After reading the OpenCL 1.1 standard I still can’t grasp whether in-order command queue does guarantee memory visibility for any pair of commands (not only kernels) according to their enqueueing order.
OpenCL standard 1.1 section 5.11 states:
If the CL_QUEUE_OUT_OF_ORDER_EXEC_MODE_ENABLE property of a command-queue is not set, the commands enqueued to a command-queue execute in order. For example, if an application calls clEnqueueNDRangeKernel to execute kernel A followed by a clEnqueueNDRangeKernel to execute kernel B, the application can assume that kernel A finishes first and then kernel B is executed. If the memory objects output by kernel A are inputs to kernel B then kernel B will see the correct data in memory objects produced by execution of kernel A.
What about clEnqueueWriteBuffer (non-blocking) and clEnqueueNDRangeKernel enqueued after, which uses that buffer contents?
AFAIK, ‘finishes execution’ does not imply that corresponding writes are visible (due to relaxed consistency). For example, section 5.10 states specifically:
The clEnqueueBarrier command ensures that all queued commands in command_queue have finished execution before the next batch of commands can begin execution. The clEnqueueBarrier command is a synchronization point.
In other words, should I rely on other ‘synchronization points’-related rules (events, etc.), or I get memory synchronization out-of-the-box for all the commands in an in-order queue?
In-order queues insert barriers implicitly. You should only bother about synchronization if you use multiple queues or out-of-order queues.
Thank you! Could you guide me as of how I could be sure the OpenCL 1.1 standard states directly that? In other words, where could I find an evidence, that ‘In-order queues insert barriers implicitly’?
The snippet you copied states “commands enqueued to a command-queue”. “Command” implies every function with “Enqueue” in its name. Worth noting, “submission” is not the same as “execution”: if you submit two kernels that use the same READ_ONLY buffer but write into separate buffers, your runtime may decide to execute both in parallel even on in-order queues.
The problem with the quotes that I find worth considering is that ‘in-order’ is related strictly to the ‘command execution order’, but there is no clear relation to memory visibility between commands (in general case) because of that ‘for example statement’, which talks about visibility also, but for kernels only. I can’t find any notion of ‘implicit synchronization points’ for such queues in the standard.

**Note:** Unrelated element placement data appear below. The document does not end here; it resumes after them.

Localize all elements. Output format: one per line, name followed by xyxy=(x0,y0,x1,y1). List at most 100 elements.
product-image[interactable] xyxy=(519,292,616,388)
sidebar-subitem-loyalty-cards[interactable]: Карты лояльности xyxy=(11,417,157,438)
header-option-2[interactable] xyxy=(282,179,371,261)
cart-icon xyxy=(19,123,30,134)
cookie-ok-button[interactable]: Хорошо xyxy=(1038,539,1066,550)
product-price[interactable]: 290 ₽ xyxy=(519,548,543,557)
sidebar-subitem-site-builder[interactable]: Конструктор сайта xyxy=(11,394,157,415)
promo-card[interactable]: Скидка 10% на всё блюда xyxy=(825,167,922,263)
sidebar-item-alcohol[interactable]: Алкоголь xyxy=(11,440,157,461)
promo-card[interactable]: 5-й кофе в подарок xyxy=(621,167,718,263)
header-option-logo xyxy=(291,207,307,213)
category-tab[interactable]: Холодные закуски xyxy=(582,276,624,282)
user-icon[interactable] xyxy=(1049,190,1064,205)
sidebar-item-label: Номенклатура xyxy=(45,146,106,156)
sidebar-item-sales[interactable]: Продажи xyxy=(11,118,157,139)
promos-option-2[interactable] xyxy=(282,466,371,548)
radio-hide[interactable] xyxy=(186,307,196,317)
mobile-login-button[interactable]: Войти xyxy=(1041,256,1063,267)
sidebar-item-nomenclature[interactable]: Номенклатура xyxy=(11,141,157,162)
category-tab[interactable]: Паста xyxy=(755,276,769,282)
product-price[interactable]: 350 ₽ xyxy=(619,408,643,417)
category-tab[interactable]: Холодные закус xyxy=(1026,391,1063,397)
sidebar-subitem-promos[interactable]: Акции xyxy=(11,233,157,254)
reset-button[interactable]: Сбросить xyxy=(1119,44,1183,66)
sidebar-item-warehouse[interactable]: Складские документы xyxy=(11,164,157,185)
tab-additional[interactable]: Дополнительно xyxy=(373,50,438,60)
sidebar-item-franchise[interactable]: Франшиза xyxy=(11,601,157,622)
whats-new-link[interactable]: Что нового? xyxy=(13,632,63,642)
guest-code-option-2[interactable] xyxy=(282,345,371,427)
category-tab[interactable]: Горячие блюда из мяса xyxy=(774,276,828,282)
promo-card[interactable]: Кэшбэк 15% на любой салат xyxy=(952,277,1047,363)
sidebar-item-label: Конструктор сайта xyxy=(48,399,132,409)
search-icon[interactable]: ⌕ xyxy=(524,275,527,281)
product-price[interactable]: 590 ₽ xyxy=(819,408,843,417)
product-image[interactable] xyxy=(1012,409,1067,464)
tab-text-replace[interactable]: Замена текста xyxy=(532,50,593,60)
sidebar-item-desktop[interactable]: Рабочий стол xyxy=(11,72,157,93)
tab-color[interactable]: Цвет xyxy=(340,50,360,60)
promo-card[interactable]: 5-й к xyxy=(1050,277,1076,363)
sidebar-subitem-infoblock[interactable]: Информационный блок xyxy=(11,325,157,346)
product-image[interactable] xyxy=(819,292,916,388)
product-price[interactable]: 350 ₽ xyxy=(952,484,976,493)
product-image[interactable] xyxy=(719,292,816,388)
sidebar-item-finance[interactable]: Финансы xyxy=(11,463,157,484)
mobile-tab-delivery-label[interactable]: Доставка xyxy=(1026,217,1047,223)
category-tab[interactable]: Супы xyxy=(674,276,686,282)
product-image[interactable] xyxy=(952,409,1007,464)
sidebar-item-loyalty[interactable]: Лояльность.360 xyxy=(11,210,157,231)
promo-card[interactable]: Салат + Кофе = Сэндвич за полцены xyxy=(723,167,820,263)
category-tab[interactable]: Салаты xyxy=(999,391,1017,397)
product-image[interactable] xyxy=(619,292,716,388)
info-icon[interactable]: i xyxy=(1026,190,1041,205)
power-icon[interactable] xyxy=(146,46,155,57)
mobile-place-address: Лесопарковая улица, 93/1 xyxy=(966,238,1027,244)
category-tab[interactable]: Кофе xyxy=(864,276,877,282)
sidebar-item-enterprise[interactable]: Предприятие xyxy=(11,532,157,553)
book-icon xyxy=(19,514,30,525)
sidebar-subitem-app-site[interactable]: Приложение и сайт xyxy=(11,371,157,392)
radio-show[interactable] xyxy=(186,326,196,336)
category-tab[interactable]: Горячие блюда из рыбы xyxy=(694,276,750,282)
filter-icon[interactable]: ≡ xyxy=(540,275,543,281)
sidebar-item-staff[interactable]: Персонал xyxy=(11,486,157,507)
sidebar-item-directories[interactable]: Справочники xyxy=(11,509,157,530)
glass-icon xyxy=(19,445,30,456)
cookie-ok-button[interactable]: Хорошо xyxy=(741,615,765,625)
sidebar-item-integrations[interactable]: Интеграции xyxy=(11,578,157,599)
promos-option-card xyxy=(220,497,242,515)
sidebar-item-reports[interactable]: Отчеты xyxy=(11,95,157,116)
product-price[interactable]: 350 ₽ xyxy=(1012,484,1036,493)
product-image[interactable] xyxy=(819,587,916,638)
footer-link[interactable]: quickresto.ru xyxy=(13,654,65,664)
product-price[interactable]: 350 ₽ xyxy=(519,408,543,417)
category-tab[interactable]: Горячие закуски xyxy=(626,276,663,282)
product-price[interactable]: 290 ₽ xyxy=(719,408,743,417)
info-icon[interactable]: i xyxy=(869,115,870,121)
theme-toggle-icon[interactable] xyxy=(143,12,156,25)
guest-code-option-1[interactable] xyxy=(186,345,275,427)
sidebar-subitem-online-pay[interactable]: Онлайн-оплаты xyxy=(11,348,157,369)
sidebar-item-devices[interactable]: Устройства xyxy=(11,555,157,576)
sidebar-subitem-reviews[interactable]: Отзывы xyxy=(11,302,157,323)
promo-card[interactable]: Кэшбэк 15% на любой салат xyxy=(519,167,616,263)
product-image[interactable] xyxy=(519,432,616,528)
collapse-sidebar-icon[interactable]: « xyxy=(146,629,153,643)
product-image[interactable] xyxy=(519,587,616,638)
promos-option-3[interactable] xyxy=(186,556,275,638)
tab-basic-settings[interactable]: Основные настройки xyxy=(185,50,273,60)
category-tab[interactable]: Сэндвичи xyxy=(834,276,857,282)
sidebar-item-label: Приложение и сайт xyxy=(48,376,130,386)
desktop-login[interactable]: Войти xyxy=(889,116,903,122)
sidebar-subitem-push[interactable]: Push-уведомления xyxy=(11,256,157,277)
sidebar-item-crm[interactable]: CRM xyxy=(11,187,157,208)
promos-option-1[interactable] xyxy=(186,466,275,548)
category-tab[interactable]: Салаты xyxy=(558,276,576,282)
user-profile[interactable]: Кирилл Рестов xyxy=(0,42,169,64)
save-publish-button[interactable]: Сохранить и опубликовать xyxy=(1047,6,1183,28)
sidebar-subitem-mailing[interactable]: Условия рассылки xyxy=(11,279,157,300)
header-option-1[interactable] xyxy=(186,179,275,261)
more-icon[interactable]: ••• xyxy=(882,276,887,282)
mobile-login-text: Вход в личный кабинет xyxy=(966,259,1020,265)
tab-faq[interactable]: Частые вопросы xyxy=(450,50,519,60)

I can’t simply imply that ‘finished execution’ means ‘writes of this command are visible’, because the term ‘end of execution’ has no meaning described in the text.
Frankly, I’ve never thought of it this way. From purely practical standpoint, “command is finished” means “the OpenCL device is in well defined state the runtime can reason about”. If the standart would allow a driver to use an invalid memory object Vulkan style, it’d make the whole concept of a command queue meaningless: why not simply send commands to a cl_device directly?
Things that you are saying are reasonable, no doubt. What confuses me is that such a clear definition of ‘command is finished’ is not so hard to add to the glossary of the standard, but it’s not there. Looks like all I’ve got as a developer is ‘common sense’ reasoning, which is implied. Nevertheless, thank you for your time.